Costa dijo que llamaría enseguida. Tuvo suerte y consiguió hablar con el fiscal Franco Segundo, que estaba jugando al dominó. Franco, no obstante, rechazó tomar ninguna medida urgente en el caso Schönbach.

– Ese caso está frío -dijo-. Vuelva a llamarme mañana y ya veremos lo que tiene.

Costa quiso protestar, pero el fiscal puso fin a la conversación con el comentario nada amistoso de que no se pusiera a interpretar el papel del investigador empedernido.

Cuando iba a llamar al juez para probar suerte con él, sonó el aria de Mozart. Era Elena. Había vuelto a hablar con Floralisa, el ama de llaves, y se había enterado de que Schönbach ya había planeado hasta el último detalle del entierro.

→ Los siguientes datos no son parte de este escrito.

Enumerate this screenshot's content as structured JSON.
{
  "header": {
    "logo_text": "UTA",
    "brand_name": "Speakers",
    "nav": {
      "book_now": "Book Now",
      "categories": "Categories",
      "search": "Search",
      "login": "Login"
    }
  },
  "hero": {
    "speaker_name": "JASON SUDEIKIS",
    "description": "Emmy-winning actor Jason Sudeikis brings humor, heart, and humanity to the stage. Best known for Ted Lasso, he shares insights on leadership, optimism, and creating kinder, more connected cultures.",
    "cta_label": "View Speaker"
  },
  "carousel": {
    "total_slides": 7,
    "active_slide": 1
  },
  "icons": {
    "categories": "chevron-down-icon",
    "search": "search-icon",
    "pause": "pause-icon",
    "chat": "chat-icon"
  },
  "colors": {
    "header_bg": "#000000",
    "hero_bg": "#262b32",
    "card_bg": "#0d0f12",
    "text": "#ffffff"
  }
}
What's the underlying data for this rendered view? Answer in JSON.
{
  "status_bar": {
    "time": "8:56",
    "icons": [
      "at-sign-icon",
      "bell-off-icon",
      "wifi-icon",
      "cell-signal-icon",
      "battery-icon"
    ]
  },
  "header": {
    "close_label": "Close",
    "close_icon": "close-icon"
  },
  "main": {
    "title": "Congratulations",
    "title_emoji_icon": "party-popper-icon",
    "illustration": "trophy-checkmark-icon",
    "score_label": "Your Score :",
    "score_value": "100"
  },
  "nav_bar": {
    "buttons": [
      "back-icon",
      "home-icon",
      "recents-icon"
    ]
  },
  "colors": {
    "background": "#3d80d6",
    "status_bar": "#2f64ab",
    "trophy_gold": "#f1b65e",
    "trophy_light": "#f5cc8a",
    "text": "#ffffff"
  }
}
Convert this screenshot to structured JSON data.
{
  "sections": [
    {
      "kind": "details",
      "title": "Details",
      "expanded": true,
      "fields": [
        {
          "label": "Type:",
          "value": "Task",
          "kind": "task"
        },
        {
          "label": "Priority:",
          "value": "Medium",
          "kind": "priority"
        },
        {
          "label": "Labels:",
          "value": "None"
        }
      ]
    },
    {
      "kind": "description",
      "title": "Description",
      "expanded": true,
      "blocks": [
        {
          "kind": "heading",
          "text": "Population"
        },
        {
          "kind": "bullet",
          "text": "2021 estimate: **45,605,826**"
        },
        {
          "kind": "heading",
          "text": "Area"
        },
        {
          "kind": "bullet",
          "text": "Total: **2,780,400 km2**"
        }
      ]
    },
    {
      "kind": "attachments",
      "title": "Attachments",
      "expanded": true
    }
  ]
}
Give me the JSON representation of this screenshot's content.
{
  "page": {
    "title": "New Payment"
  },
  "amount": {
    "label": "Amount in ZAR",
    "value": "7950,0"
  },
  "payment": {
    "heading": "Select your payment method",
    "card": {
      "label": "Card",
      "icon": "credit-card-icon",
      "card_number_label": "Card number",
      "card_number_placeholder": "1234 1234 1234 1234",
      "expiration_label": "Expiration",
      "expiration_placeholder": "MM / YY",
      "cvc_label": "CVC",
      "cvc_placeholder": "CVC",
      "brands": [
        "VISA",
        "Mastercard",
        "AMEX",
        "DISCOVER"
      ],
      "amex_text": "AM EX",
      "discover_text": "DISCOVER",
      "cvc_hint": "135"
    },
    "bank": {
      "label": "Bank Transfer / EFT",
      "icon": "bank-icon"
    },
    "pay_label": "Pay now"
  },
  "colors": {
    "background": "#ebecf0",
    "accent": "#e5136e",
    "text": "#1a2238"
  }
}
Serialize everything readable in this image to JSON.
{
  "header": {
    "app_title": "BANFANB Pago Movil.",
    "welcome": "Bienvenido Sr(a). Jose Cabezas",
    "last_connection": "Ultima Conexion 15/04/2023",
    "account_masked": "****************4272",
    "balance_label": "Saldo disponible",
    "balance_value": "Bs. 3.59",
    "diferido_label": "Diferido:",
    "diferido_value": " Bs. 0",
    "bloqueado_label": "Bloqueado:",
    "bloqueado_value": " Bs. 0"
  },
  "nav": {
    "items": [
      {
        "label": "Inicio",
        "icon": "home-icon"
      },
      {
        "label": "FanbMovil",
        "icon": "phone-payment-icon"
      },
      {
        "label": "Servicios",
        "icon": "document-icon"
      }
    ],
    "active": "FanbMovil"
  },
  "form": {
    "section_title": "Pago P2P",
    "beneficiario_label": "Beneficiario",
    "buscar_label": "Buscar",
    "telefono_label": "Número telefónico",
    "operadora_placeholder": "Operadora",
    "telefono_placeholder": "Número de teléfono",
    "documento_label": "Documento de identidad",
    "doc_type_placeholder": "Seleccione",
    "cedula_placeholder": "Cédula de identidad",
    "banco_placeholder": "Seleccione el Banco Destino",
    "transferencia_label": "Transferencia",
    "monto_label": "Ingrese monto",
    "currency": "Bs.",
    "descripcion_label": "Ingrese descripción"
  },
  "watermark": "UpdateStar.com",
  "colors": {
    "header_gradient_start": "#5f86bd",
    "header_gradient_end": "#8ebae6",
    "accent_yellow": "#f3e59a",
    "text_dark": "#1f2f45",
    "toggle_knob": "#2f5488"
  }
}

Tendría lugar dentro de dos días, el martes a las once de la mañana, y el cirujano había solicitado incluso autorización para incinerarla. Hacía un tiempo que sólo se podían realizar incineraciones en Mallorca porque los crematorios de Ibiza estaban fuera de servicio. En realidad, el entierro habría tenido que celebrarse el lunes, pero la funeraria necesitaba un día más para poner de nuevo en marcha las instalaciones. El ama de llaves ya había enviado por fax las invitaciones el sábado y le había dicho que asistirían bastantes personalidades, entre ellas también los Matares.

Costa le dio las gracias. Tiró su chaqueta encima del coche y apoyó el torso en el vehículo. El techo estaba caliente a causa del sol del mediodía, pero a él no le importó. Tenía un problema enorme y sabía lo exiguas que eran sus probabilidades. Seguramente también su comandante asistiría al entierro, y el jefe de la Policía Nacional, y quizás incluso el comisario principal de Palma, los jefes de la familia Tur, el decano de la universidad y El Cubano. En las bodas y en los bautizos se daban cita todos los poderosos. Así proclamaban y reafirmaban su solidaridad unos para con otros. ¿Podría un simple capitán robarles el asado de la mesa cuando habían hecho reparar el horno especialmente para la ocasión y ya lo estaban calentando?